Modern AI applications heavily rely on specialized AI chips. Key sectors driving their proliferation include:

Generative AI: Large language models (LLMs) and other generative AI applications depend on AI hardware, particularly high-performance GPUs and TPUs. These chips accelerate inference, enabling real-time generation of text, images, and other outputs.

Edge AI: Edge AI chips with specialized NPUs bring AI processing to devices at the edge of networks, such as IoT devices and smartphones. They enable real-time applications with low latency, like object detection, voice assistants, and predictive maintenance.

Robotics: AI chips help robots perceive their environment, make real-time decisions, and interact more effectively. They enhance navigation and obstacle avoidance and enable natural language understanding and human-like social interaction in robots.

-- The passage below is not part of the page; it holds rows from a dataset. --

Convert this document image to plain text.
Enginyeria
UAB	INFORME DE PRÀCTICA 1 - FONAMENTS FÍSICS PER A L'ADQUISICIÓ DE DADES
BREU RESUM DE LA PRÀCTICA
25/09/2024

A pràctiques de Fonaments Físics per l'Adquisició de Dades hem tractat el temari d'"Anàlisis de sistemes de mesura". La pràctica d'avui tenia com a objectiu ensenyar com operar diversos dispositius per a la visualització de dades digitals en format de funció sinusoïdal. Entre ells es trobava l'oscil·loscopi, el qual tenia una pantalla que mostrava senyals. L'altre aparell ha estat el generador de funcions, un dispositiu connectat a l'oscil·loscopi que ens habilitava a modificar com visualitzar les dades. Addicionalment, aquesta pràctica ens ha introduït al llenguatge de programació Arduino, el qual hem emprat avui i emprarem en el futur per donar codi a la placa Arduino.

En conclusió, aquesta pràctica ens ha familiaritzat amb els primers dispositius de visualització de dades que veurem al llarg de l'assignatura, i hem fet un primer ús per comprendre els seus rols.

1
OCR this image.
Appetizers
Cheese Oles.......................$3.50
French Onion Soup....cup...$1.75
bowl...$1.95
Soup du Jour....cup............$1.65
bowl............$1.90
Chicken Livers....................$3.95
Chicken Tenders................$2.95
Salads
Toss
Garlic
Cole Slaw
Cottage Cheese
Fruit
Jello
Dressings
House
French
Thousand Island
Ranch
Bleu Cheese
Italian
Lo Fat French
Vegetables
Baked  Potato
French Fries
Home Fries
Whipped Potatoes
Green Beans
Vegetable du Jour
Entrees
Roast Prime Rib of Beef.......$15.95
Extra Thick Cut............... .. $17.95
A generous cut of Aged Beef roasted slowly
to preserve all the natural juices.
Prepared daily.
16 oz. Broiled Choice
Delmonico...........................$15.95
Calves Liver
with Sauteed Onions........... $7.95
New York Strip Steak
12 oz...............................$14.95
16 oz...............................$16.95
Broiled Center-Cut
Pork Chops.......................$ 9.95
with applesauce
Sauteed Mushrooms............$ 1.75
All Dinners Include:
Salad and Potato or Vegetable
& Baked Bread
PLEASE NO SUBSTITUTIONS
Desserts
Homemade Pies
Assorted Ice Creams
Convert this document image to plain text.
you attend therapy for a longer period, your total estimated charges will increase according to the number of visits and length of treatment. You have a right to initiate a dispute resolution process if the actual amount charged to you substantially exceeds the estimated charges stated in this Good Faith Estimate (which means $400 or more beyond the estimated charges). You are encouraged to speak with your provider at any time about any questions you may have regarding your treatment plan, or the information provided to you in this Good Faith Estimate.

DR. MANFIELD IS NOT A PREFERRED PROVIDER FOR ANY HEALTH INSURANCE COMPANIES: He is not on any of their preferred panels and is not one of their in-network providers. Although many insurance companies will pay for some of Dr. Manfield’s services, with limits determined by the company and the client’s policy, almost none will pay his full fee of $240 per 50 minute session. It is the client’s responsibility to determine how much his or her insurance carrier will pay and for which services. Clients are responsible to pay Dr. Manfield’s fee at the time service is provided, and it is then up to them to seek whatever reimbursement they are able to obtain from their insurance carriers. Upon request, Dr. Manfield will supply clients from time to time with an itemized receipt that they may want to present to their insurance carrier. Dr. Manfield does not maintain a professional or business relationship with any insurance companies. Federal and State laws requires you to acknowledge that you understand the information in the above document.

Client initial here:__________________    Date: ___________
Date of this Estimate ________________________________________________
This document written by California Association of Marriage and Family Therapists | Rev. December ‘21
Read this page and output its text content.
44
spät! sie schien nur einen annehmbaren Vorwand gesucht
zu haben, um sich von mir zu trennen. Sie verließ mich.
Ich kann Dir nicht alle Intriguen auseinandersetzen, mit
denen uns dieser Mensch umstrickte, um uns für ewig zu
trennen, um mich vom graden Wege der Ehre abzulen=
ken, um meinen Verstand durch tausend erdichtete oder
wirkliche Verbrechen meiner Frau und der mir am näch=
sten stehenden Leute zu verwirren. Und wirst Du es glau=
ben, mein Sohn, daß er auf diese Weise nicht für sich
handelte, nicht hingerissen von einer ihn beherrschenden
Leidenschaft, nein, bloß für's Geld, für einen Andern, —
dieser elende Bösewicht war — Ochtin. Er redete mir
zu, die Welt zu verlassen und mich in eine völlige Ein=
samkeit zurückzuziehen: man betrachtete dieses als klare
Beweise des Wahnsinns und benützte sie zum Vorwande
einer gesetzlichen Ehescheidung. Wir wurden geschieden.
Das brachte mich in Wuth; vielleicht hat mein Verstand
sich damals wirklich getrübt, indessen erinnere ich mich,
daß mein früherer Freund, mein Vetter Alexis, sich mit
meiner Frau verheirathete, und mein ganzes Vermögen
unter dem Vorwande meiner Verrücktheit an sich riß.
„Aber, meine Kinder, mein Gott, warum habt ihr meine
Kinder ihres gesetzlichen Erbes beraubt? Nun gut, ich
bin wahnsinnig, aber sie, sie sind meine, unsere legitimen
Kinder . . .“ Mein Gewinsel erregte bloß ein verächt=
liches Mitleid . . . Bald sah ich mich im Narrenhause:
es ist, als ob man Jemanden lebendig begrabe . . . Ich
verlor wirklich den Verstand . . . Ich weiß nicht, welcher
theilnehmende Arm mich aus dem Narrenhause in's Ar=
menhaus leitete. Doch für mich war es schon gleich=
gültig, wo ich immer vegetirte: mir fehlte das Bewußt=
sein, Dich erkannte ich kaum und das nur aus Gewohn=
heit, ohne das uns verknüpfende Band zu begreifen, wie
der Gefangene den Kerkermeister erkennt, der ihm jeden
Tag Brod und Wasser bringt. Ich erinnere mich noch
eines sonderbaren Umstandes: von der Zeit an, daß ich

Autonomous vehicles: AI chips process sensor data (e.g., cameras, LIDAR, radar) to help autonomous vehicles perceive surroundings, make driving decisions, and navigate safely. They control real-time vehicle operations like steering, acceleration, and braking.

Retail: AI chips power computer vision systems to analyze customer behavior, provide personalized recommendations, and optimize inventory. They also aid in real-time fraud detection and demand forecasting, reducing costs and enhancing operational efficiency.

Medicine: AI chips analyze vast datasets to identify drug candidates, predict efficacy, and optimize development pipelines. They also enable fast and accurate medical imaging analysis (e.g., X-rays, MRIs) for diagnosis and personalized treatment plans.

Mobiles and wearable technology: NPUs facilitate on-device AI processing in smartphones, wearables, and other mobile devices, improving performance, privacy, and responsiveness. These chips power voice assistants and other AI-driven features, enhancing user interactions.

Computer vision: AI chips accelerate object detection, image recognition, and video surveillance. They are instrumental in advancing computer vision systems for autonomous vehicles, medical imaging, and other applications.